The progress we have made in the UK since Lord Davies set his agenda for private companies to take the lead in improving the numbers of women working at this level 4 years ago is impressive. Nevertheless, this voluntary target – now almost achieved – is not ambitious enough in the CIPD’s view. Our call is for a 40% figure, including a 20% figure for the composition of executive board appointments.  We feel this clarity is pivotal as progress to date has concentrated at the non-executive board level, and been unimpressive regarding the real positions of power. More pressure for change at the pinnacle of business is imperative to shift the lack of inclusion where the snowy peaks persist.

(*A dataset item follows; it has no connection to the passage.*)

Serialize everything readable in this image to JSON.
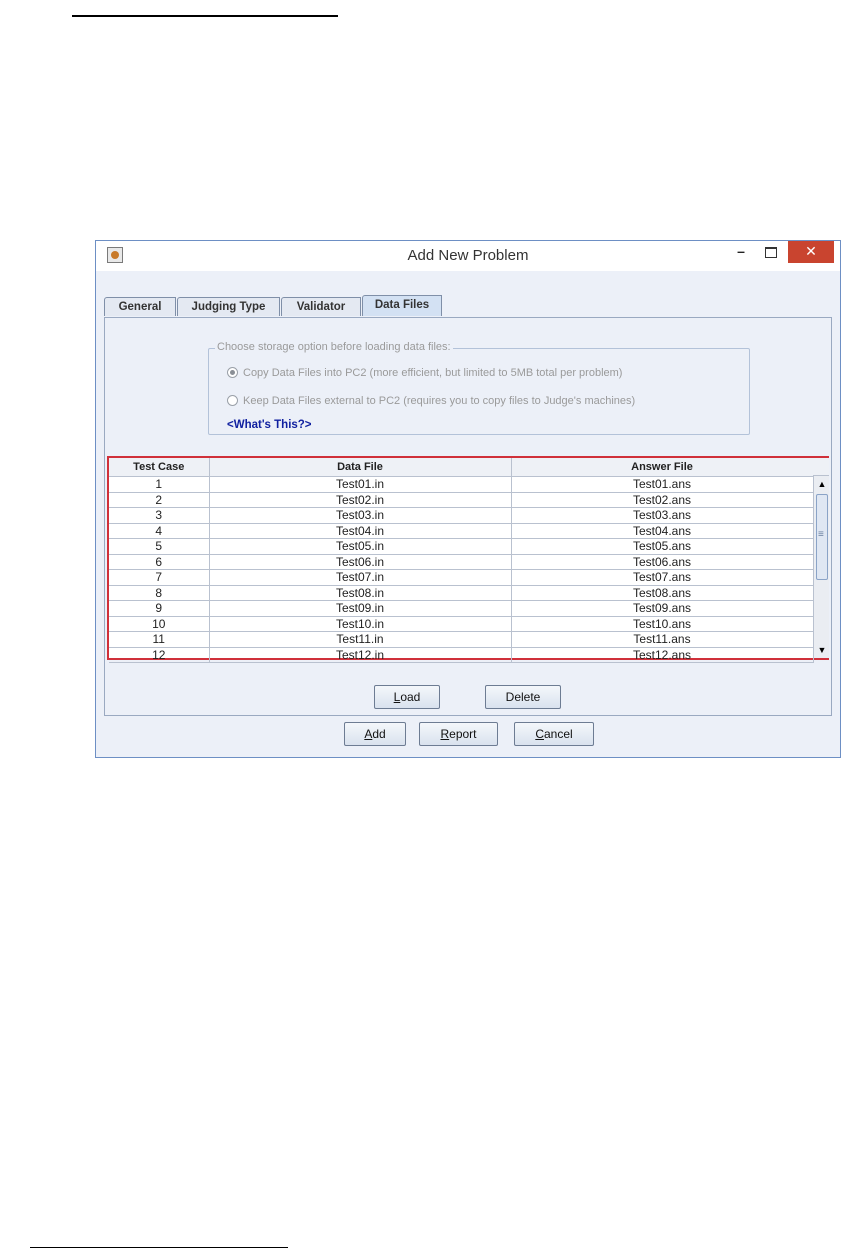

Notwithstanding the threat of legislation across the European Union to make the achievement of a 40% gender balance compulsory, there are overriding business imperatives to move forward more quickly.

Increasing hard evidence from organisations themselves makes the link between enhanced business performance and diversity more transparent. It suggests that companies with a better gender balance at board level outperform those without, thereby presenting a strong business case for improving gender diversity.

But benefiting from diversity cannot be achieved by playing with numbers. In fact, superficial change on this basis can be counterproductive, in that it sets expectations that trigger backlash when they fail to make a real and sustainable difference.

Simply being more diverse is not the answer. It is essential to both embrace and value diversity by developing inclusive cultures which do not compromise peoples’ identities in ways that reduce their involvement and engagement with their jobs and teams, and the customers and clients they deal with. This requires systemic change and cannot be achieved overnight. It means checking out what we do, why we do it and how we do it in order to improve the impact we can have.

The starting point – as we have long promoted – is to recognise that everyone is a unique individual made up of a complex combination of personal characteristics and experiences.  It is this uniqueness that can provide rich insights about the true nature of the world we all live in, and stimulate creativity and innovation to make it a better and more productive place for all of us.

So, as this week of celebration for diversity and inclusion marks the calendar at CIPD, organisations should stop seeing difference as a cost and compliance-based problem, and start to think of it as a competitive business asset. Bring it on and build on the success beginning to surface from enabling female talent to progress. But remember the agenda is not just about women. It’s about all of us.